Wir sind im Stadio Mario Rigamonti, der Heimspielstätte des italienischen Traditionsvereins Brescia Calcio. Ein elegant wirkender defensiver Mittelfeldspieler mit langen Haaren verzaubert die Fans im Stadion mit seinem magischen Passspiel. Diese Szene ist jedoch nicht aus den 90ern und handelt ebenso wenig vom jungen Andrea Pirlo. Nein, es geht um dessen legitimen Erben, einem Talent, nach dem sich sämtliche Topclubs in Italien die Finger lecken – es geht um Sandro Tonali!
Der Vergleich mit der ehemaligen Milan-Legende geht jedoch über die Haarfrisur des 19-jährigen Talents hinaus. Ähnlich wie der Weltmeister von 2006 startete Tonali seine Karriere in der Lombardei, wurde wie der Altmeister aus einem Offensivmann in einen tiefliegenden Spielmacher umgeschult. Im August 2017 debütierte der gerade mal 17-jährige Tonali im Serie-B-Spiel gegen Avellino und überzeugte bei seinen anschließenden Profiauftritten dermaßen, dass er auf Anhieb zum Stammspieler avancierte.
Ab dem folgenden Sommer 2018 sorgte der in Lodi geborene Italiener dann richtig für Furore. Im Rahmen der U19-Europameisterschaft führte der langhaarige Mittelfeld-Dirigent mit exzellenten Leistungen die „Azzurrini“ bis ins Endspiel und demonstrierte dabei eine wesentlich reifere Spielanlage als andere Talente seines Alters.

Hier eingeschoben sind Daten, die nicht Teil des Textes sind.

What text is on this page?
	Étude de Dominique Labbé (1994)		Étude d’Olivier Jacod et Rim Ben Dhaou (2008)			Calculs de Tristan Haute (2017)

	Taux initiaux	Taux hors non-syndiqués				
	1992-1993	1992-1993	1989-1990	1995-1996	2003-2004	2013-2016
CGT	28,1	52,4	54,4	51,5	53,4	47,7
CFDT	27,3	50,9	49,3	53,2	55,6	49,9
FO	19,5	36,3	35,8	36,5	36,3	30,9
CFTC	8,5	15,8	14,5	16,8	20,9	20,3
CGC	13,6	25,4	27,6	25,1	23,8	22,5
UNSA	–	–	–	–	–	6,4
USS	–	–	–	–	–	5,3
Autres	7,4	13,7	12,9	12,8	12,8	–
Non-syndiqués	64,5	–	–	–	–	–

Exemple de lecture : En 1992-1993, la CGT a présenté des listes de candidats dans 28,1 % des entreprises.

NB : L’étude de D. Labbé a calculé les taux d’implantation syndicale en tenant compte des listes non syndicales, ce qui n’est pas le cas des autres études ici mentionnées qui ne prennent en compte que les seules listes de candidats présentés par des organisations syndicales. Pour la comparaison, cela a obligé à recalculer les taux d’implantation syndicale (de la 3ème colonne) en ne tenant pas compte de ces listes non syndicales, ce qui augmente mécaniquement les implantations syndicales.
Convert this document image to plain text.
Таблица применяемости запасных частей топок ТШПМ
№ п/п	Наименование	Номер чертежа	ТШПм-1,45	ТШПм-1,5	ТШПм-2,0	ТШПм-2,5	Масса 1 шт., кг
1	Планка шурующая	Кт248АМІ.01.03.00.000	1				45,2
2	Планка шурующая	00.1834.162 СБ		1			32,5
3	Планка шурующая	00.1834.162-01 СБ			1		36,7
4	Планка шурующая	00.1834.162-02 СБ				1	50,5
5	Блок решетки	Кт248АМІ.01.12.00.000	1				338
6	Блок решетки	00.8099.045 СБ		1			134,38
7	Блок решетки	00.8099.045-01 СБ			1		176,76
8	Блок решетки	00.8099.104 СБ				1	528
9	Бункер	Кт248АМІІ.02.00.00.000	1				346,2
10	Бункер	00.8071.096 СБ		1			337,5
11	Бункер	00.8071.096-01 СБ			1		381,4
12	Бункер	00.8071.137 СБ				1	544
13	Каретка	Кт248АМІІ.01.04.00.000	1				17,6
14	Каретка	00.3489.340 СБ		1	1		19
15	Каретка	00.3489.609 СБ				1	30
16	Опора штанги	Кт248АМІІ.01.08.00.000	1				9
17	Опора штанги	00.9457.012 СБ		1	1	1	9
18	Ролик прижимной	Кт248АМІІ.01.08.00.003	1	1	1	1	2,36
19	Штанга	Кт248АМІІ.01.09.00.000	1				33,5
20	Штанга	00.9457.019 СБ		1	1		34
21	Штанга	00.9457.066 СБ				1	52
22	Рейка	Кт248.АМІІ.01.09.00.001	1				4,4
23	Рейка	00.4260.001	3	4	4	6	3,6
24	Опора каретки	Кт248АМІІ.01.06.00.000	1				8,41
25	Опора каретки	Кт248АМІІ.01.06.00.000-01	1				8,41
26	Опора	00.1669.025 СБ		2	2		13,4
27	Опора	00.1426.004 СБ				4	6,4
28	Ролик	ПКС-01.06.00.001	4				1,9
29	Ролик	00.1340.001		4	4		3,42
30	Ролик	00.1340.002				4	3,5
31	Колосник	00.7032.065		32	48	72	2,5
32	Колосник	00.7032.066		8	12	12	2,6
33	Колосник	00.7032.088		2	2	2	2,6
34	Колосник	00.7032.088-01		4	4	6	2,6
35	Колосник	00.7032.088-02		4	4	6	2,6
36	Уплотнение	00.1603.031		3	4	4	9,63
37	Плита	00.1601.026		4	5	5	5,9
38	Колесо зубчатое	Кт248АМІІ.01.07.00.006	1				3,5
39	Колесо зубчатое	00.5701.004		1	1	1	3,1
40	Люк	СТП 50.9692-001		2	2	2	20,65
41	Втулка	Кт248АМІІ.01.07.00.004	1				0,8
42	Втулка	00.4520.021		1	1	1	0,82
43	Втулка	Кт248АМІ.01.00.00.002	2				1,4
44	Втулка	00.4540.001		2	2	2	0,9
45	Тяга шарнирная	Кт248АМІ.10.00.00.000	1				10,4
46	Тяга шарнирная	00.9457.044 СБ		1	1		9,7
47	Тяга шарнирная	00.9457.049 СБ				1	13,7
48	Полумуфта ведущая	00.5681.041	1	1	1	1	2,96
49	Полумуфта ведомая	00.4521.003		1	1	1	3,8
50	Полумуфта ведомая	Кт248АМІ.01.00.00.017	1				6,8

Dieser Hype wurde durch die anschließende Berufung in die „Squadra Azzurra“ durch Italiens Nationaltrainer Roberto Mancini befeuert, welcher sich persönlich von den ungeheuren Fähigkeiten des Ausnahmekickers ein Bild verschaffen wollte. Diese positiven Eindrücke transportierte Tonali mit in die Serie-B-Saison und hatte ganz entscheidenden Anteil daran, dass Brescia Calcio nach Jahrzehnten wieder erstklassig sein konnte. Zehn direkte Torbeteiligungen (3 Tore,7 Vorlagen) sind für einen defensiven Mittelfeldspieler durchaus beeindruckende Werte, vor allem für einen U19-Spieler!
Stärken:
Ein Spieler mit seinem Fähigkeitenprofil wirkt mit seiner lässigen und eleganten Art am Ball immer beruhigend auf seine Teamkollegen. Man könnte ihn als eine Art „Beruhigungstablette“ bezeichnen, die selbst in intensiven Pressing-Phasen des Gegners nie aus der Fassung gerät. Diese Eigenschaft ist sehr untypisch für Talente seines Alters und unterstreicht ungemein die mentale Reife des Youngsters.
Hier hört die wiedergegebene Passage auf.